You can't substitute oil for solid shortening in a cookie recipe. It seemed, as the saying goes, like a good idea at the time, because oil is widely considered to be healthier than fat that's solid at room temperature. There are, it seems, other factors to be considered.
Oil is fine in muffins and pancakes, and all right in a cake if you aren't particular about the texture. The trouble with cookies is that as the dough softens in the oven the oil runs out in all directions. In a cookie sheet with sides, the result would be oatmeal-and-raisin islands floating in oil -- more or less deep-fried. The flat cookie sheet I used allowed the oil to escape off the edges and onto the floor of the oven, where it caught fire.

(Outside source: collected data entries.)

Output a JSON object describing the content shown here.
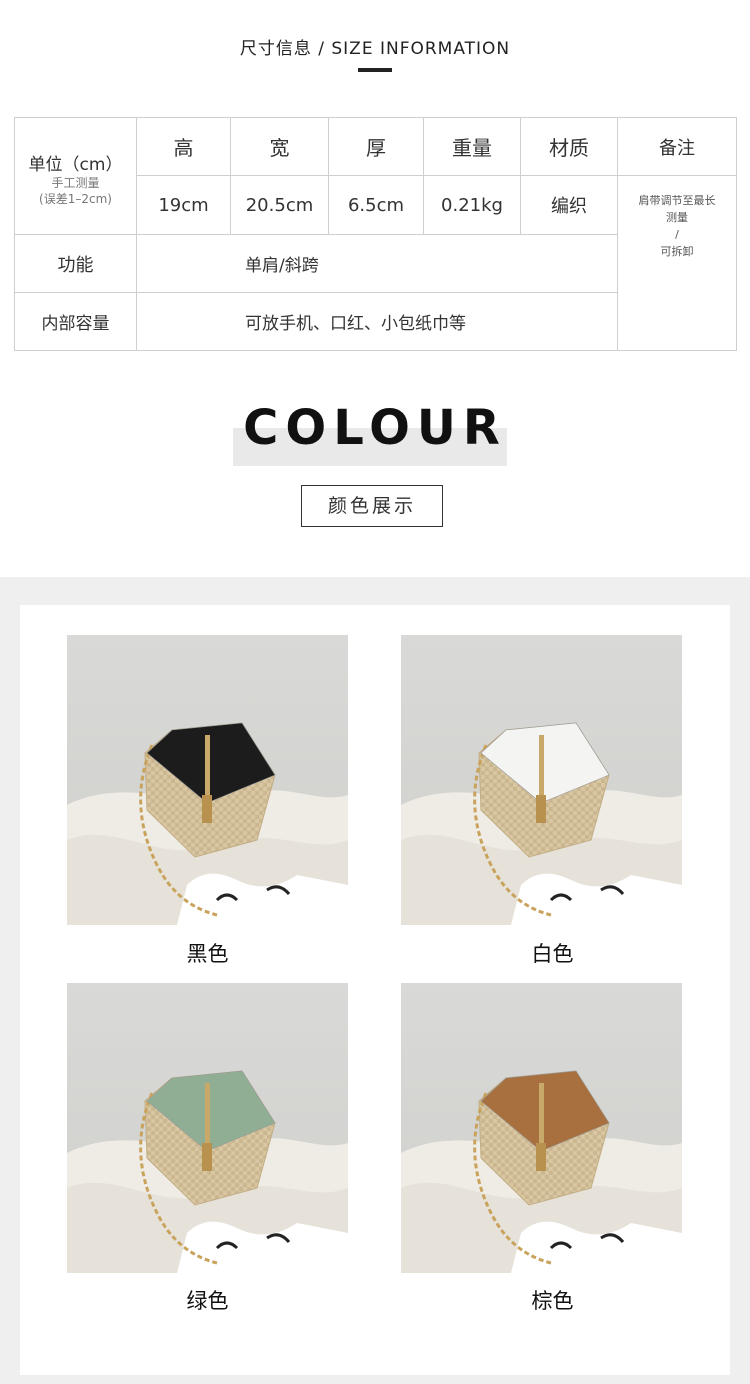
{
  "size_section": {
    "title": "尺寸信息 / SIZE INFORMATION",
    "unit_label": "单位（cm）",
    "unit_note_1": "手工测量",
    "unit_note_2": "(误差1–2cm)",
    "headers": [
      "高",
      "宽",
      "厚",
      "重量",
      "材质",
      "备注"
    ],
    "values": [
      "19cm",
      "20.5cm",
      "6.5cm",
      "0.21kg",
      "编织"
    ],
    "note_lines": [
      "肩带调节至最长",
      "测量",
      "/",
      "可拆卸"
    ],
    "function_label": "功能",
    "function_value": "单肩/斜跨",
    "capacity_label": "内部容量",
    "capacity_value": "可放手机、口红、小包纸巾等"
  },
  "colour_section": {
    "title": "COLOUR",
    "button_label": "颜色展示"
  },
  "variants": [
    {
      "label": "黑色",
      "flap_color": "#1c1c1c"
    },
    {
      "label": "白色",
      "flap_color": "#f4f4f2"
    },
    {
      "label": "绿色",
      "flap_color": "#8fae94"
    },
    {
      "label": "棕色",
      "flap_color": "#a8703e"
    }
  ]
}
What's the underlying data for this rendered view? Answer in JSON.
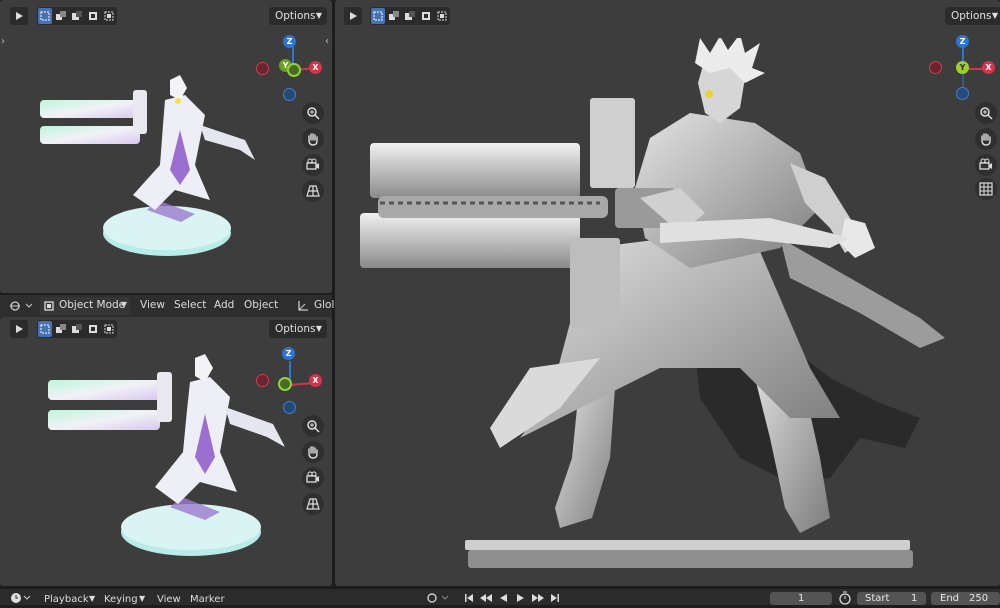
{
  "colors": {
    "viewport_bg": "#3d3d3d",
    "header_button_bg": "#2b2b2b",
    "selected_blue": "#4772b3",
    "axis_x": "#d7344b",
    "axis_y": "#6aa01c",
    "axis_z": "#2e75d3"
  },
  "viewports": {
    "top_left": {
      "options_label": "Options"
    },
    "bottom_left": {
      "options_label": "Options"
    },
    "main": {
      "options_label": "Options"
    }
  },
  "gizmo": {
    "x_label": "X",
    "y_label": "Y",
    "z_label": "Z"
  },
  "icons": {
    "tool": "select-cursor-icon",
    "select_modes": [
      "select-box-icon",
      "select-extend-icon",
      "select-subtract-icon",
      "select-invert-icon",
      "select-intersect-icon"
    ],
    "nav": [
      "zoom-icon",
      "hand-pan-icon",
      "camera-icon",
      "ortho-grid-icon"
    ]
  },
  "toolbar": {
    "mode_label": "Object Mode",
    "menu_view": "View",
    "menu_select": "Select",
    "menu_add": "Add",
    "menu_object": "Object",
    "transform_label": "Glol"
  },
  "timeline": {
    "playback_label": "Playback",
    "keying_label": "Keying",
    "view_label": "View",
    "marker_label": "Marker",
    "current_frame": "1",
    "start_label": "Start",
    "start_value": "1",
    "end_label": "End",
    "end_value": "250"
  }
}
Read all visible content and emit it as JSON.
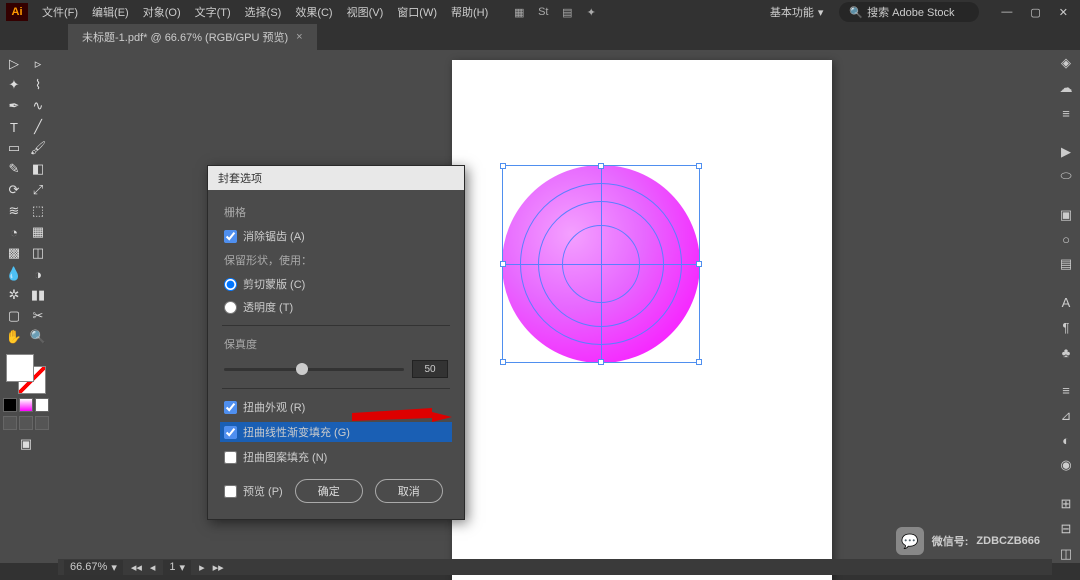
{
  "app": {
    "logo": "Ai"
  },
  "menu": {
    "file": "文件(F)",
    "edit": "编辑(E)",
    "object": "对象(O)",
    "type": "文字(T)",
    "select": "选择(S)",
    "effect": "效果(C)",
    "view": "视图(V)",
    "window": "窗口(W)",
    "help": "帮助(H)"
  },
  "workspace": {
    "label": "基本功能",
    "search_placeholder": "搜索 Adobe Stock"
  },
  "tab": {
    "title": "未标题-1.pdf* @ 66.67% (RGB/GPU 预览)"
  },
  "dialog": {
    "title": "封套选项",
    "sec_grid": "栅格",
    "antialias": "消除锯齿 (A)",
    "preserve_shape": "保留形状，使用：",
    "clip_mask": "剪切蒙版 (C)",
    "transparency": "透明度 (T)",
    "fidelity": "保真度",
    "fidelity_val": "50",
    "distort_appearance": "扭曲外观 (R)",
    "distort_linear_gradient": "扭曲线性渐变填充 (G)",
    "distort_pattern_fill": "扭曲图案填充 (N)",
    "preview": "预览 (P)",
    "ok": "确定",
    "cancel": "取消"
  },
  "status": {
    "zoom": "66.67%",
    "page_nav": "1"
  },
  "watermark": {
    "label": "微信号:",
    "id": "ZDBCZB666"
  }
}
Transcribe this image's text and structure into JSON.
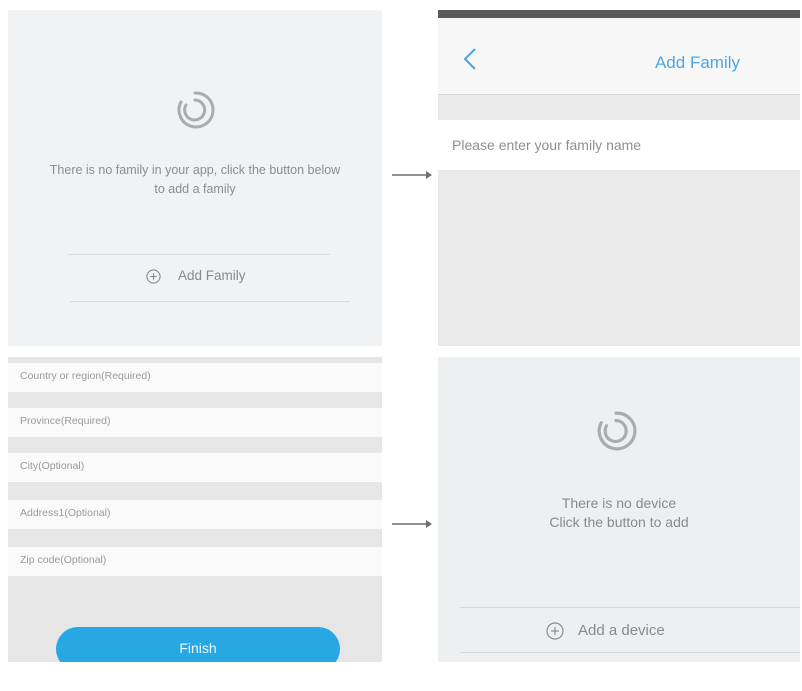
{
  "screens": {
    "no_family": {
      "message_line1": "There is no family in your app, click the button below",
      "message_line2": "to add a family",
      "add_family_label": "Add Family"
    },
    "add_family": {
      "title": "Add Family",
      "name_placeholder": "Please enter your family name"
    },
    "address_form": {
      "fields": [
        {
          "placeholder": "Country or region(Required)"
        },
        {
          "placeholder": "Province(Required)"
        },
        {
          "placeholder": "City(Optional)"
        },
        {
          "placeholder": "Address1(Optional)"
        },
        {
          "placeholder": "Zip code(Optional)"
        }
      ],
      "finish_label": "Finish"
    },
    "no_device": {
      "message_line1": "There is no device",
      "message_line2": "Click the button to add",
      "add_device_label": "Add a device"
    }
  },
  "icons": {
    "logo": "swirl-logo-icon",
    "plus": "plus-circle-icon",
    "back": "chevron-left-icon",
    "arrow": "arrow-right-icon"
  },
  "colors": {
    "accent": "#4aa6e6",
    "finish_button": "#28a8e3"
  }
}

I slammed the oven door on the flames and subsequently explained the situation to a pleasant fellow who answered the phone at the fire department.
"So, what should I do?"
"Call us."
I think that was the time that, as Laurie rounded the corner on his way home from work, a fire truck rumbled past him and he heard its radio say something about "36 Circuit Street" -- our address. Somehow the possibility of fire didn't occur to him. He was afraid that I had been injured and was greatly relieved on arrival to find nothing much the matter.
I think that was also the time my sister called in media res. "It's a wonder you're alive," she said. She's probably right.
The fire department cheerfully extinguished the flames, and I now know enough not to try to make healthy cookies.